Newt’s objection to Paul Ryan’s Medicare reforms is no less incoherent. It appears to be that the reforms approved by the House would eliminate the traditional Medicare program as an option for Americans who enroll after 2021. So far as I can tell, Newt’s opposition to this feature is consistent with his past positions on Medicare reform. He wants to let people stay in traditional Medicare if that’s what they prefer, and would have traditional Medicare compete against private insurance companies for Medicare enrollees.


But it is completely inconsistent with Newt’s opposition to President Obama’s call for a so-called “public option” to compete with private insurance companies.
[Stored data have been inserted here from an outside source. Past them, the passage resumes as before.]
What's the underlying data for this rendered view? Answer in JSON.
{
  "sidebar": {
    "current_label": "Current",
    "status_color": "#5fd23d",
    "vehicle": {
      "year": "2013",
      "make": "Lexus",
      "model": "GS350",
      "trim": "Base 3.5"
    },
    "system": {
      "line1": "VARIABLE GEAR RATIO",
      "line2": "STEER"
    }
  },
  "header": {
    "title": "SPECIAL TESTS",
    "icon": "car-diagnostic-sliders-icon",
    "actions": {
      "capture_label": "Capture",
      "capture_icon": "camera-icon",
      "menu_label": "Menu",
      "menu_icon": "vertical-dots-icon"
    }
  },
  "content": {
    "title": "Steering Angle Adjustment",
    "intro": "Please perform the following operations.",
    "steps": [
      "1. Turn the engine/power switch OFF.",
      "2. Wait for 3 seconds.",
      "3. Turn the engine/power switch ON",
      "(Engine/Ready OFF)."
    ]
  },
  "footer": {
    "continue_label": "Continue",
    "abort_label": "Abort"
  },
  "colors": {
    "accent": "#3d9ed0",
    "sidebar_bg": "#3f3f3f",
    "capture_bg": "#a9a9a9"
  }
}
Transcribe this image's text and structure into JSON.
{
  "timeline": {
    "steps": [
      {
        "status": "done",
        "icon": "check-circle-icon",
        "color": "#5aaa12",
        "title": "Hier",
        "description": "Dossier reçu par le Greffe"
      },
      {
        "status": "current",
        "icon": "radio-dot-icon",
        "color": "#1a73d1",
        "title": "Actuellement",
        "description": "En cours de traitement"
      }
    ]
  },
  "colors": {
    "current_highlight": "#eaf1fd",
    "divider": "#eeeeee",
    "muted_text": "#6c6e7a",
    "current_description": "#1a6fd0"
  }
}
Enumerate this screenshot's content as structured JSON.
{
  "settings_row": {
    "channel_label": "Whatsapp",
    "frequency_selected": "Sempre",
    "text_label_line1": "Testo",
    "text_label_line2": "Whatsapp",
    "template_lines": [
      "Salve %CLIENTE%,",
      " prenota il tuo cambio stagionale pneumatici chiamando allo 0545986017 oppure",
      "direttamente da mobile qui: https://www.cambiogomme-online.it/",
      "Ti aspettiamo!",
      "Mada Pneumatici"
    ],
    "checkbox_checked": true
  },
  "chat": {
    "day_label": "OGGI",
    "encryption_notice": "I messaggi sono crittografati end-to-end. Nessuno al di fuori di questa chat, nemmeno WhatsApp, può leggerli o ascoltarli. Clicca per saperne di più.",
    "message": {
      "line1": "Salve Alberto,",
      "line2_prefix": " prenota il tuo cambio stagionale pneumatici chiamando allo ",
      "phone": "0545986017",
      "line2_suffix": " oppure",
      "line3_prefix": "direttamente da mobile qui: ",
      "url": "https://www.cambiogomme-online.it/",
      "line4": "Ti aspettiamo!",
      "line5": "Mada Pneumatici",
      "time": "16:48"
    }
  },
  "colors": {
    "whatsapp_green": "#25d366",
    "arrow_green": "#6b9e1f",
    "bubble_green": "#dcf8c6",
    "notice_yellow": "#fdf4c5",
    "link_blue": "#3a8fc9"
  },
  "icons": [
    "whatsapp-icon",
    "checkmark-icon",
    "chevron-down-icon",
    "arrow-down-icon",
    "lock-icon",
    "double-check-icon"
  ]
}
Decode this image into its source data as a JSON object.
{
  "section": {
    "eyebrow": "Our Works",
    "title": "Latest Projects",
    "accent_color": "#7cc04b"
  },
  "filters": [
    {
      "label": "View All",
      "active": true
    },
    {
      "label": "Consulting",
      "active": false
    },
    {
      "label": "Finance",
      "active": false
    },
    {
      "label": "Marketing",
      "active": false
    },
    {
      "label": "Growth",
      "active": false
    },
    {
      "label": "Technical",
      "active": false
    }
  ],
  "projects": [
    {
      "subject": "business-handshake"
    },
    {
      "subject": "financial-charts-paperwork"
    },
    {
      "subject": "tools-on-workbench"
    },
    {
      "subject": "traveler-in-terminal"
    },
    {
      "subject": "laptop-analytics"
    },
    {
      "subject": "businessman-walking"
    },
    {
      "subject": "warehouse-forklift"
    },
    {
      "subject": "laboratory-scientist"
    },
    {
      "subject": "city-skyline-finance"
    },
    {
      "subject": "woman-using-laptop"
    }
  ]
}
In 2009, Newt told Good Morning America:

I guarantee you the language they draft for the public plan will give it huge advantages over the private sector or it won’t work…what they will do is rig the game…I mean, anybody who’s watched this Congress who believes that this Congress is going to design a fair, neutral playing field I think would be totally out of touch with reality.

Newt may not realize this, but he was actually explaining why his preferred Medicare reforms would fail: Congress would rig the game to protect the “public option” that Congress offers to seniors — i.e., traditional Medicare. House Republicans, led by Paul Ryan, rather bravely stuck to their guns when they kept a “public option” out of their proposed Medicare reforms. Ryan is offering Republicans credibility and success. By his own admission, Newt is offering them failure.


What’s up with Mitt Romney and Newt Gingrich? Does the Republican presidential nomination race have some sort of prize for insincerity or incoherence that I don’t know about?


Finally, Newt endorsed a “variation of the individual mandate” (tell me again why he opposes ObamaCare?) and said there is “a way to do it that make most libertarians relatively happy.” He must have meant to say leftists rather than libertarians. Regardless, I invite Newt to come to the Cato Institute so he can explain to people who actually care about freedom just how happy he’s going to make us.